As one might expect, the American Journal of Bioethics is following the Schiavo case closely.
One recent bioethicist/commentator took to task those who like to insult the hospice industry, under the false assumption that caring nurses and doctors would allow Terri Schiavo to experience pain and discomfort. She writes:
One of the more disturbing aspects of the political rhetoric is the hyperbole of the politicians and the Schindlers (Terri’s parents) talking about how Michael is intent on “starving” Terri to death, as if she were a person who was totally healthy and fully functional. Is it possible that none of these persons have ever witnessed a hospice death? And hospice organizations have explained time and time again that someone at the end-of-life doesn’t experience thirst and hunger in the same fashion that healthy individuals do. The language the politicians and the Schindlers are using is intended to provoke and inflame.
What also puzzles me is that these devout Christians seem to be ignoring the fact that, according to the Christian doctrine, death is not the ultimate evil, but eternal damnation is; to allow Terri to die would be to allow her to join with God in eternal life. Perhaps the Schindlers and the politicians don’t really believe in an afterlife? But this case is no longer about Terri’s wishes, or her husband attempting to honor her wishes, or a family dispute. It has become a political battle reflecting the torn state of the nation, about “being right and looking good” and who has control.
Linda Glenn (emphasis added).
And then there is this from the New York Times:
o many people, death by removing a feeding tube brings to mind the agony of starvation. But medical experts say that the process of dying that begins when food and fluids cease is relatively straightforward, and can cause little discomfort.
"From the data that is available, it is not a horrific thing at all," said Dr.
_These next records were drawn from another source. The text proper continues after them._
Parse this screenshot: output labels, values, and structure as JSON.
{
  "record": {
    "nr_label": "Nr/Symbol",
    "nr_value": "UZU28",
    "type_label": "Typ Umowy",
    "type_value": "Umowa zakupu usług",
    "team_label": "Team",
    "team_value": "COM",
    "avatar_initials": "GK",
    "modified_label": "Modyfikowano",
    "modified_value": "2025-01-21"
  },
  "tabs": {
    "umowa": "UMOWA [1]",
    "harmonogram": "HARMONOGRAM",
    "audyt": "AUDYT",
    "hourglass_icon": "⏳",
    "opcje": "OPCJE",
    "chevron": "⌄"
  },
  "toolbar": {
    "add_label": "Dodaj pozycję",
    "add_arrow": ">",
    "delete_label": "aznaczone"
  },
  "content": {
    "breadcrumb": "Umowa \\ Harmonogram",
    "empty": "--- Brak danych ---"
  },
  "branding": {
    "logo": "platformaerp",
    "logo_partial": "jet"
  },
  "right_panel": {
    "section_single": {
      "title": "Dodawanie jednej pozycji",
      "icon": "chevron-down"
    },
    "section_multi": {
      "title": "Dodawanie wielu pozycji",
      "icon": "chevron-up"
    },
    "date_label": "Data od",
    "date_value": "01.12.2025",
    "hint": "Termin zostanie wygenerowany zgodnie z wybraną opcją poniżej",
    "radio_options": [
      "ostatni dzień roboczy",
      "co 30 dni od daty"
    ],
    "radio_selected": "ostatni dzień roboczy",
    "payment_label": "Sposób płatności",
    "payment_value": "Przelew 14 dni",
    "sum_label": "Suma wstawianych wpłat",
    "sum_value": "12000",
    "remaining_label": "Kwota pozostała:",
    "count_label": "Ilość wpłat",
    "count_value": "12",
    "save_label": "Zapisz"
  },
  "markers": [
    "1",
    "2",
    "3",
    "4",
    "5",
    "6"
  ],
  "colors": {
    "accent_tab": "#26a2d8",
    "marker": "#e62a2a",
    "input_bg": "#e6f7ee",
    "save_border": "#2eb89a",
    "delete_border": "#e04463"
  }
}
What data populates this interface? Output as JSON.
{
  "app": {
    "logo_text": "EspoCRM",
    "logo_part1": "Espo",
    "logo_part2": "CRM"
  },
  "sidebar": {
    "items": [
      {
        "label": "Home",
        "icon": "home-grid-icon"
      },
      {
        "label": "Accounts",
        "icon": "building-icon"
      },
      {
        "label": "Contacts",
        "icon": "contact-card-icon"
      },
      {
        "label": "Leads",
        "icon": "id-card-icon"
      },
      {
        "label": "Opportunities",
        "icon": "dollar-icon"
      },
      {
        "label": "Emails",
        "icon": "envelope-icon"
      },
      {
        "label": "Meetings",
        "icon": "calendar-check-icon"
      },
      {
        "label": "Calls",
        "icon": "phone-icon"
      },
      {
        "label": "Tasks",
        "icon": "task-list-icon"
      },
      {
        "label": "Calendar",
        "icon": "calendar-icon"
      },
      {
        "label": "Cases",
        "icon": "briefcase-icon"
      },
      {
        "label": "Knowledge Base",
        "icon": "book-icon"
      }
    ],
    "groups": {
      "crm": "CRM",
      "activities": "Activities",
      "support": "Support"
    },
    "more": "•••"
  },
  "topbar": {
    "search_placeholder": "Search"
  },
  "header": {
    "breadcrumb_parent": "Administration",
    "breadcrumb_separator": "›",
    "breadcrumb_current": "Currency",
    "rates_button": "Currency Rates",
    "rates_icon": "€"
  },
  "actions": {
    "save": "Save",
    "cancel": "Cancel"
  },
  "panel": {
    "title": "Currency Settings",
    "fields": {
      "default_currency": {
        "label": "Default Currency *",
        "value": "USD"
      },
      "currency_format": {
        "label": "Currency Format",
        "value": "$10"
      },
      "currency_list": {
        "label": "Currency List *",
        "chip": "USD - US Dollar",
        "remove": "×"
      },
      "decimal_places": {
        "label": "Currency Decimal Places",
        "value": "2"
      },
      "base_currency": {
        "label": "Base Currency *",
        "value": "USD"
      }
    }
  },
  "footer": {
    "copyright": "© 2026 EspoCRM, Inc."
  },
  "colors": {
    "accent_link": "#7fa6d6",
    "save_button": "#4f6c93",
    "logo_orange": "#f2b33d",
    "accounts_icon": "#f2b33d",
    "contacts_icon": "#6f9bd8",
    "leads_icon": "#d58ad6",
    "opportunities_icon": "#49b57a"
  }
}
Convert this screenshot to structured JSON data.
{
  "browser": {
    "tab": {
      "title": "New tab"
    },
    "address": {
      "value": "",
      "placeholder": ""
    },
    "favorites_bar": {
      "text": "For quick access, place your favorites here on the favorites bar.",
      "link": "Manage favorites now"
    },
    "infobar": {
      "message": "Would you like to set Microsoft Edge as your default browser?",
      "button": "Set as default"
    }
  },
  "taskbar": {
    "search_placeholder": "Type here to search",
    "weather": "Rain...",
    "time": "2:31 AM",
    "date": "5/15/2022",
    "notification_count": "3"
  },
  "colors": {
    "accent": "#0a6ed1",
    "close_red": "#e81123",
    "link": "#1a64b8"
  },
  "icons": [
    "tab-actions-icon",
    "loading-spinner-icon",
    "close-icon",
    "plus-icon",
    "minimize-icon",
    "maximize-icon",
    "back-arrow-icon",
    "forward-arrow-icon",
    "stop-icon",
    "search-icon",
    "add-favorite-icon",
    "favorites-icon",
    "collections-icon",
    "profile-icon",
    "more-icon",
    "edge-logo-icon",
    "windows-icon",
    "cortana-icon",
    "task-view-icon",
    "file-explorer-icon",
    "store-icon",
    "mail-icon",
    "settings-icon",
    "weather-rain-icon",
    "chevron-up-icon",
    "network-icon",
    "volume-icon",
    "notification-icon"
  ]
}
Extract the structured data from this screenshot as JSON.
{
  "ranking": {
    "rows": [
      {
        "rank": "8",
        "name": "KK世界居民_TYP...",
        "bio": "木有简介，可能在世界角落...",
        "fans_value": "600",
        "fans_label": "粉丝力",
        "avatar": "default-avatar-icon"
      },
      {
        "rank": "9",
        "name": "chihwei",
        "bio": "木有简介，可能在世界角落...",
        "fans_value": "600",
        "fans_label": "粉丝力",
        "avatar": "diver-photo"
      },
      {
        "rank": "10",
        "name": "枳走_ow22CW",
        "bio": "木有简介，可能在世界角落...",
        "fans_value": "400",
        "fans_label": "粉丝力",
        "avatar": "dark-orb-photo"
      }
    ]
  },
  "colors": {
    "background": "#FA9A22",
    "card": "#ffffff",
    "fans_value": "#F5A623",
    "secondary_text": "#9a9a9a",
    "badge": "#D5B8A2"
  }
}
Linda Emanuel, the founder of the Education for Physicians in End-of-Life Care Project at Northwestern University.
In fact, declining food and water is a common way that terminally ill patients end their lives, because it is less painful than violent suicide and requires no help from doctors.
Terri Schiavo, who is in a persistent vegetative state, is "probably not experiencing anything at all subjectively," said Dr. Emanuel, and so the question of discomfort, from a scientific point of view, is not in dispute.
So before we “assume” that Terri will suffer and starve, let’s make sure that is, in fact, true. After all, if you claim to care about her, don’t we at least owe it to become well-informed ABOUT her fate?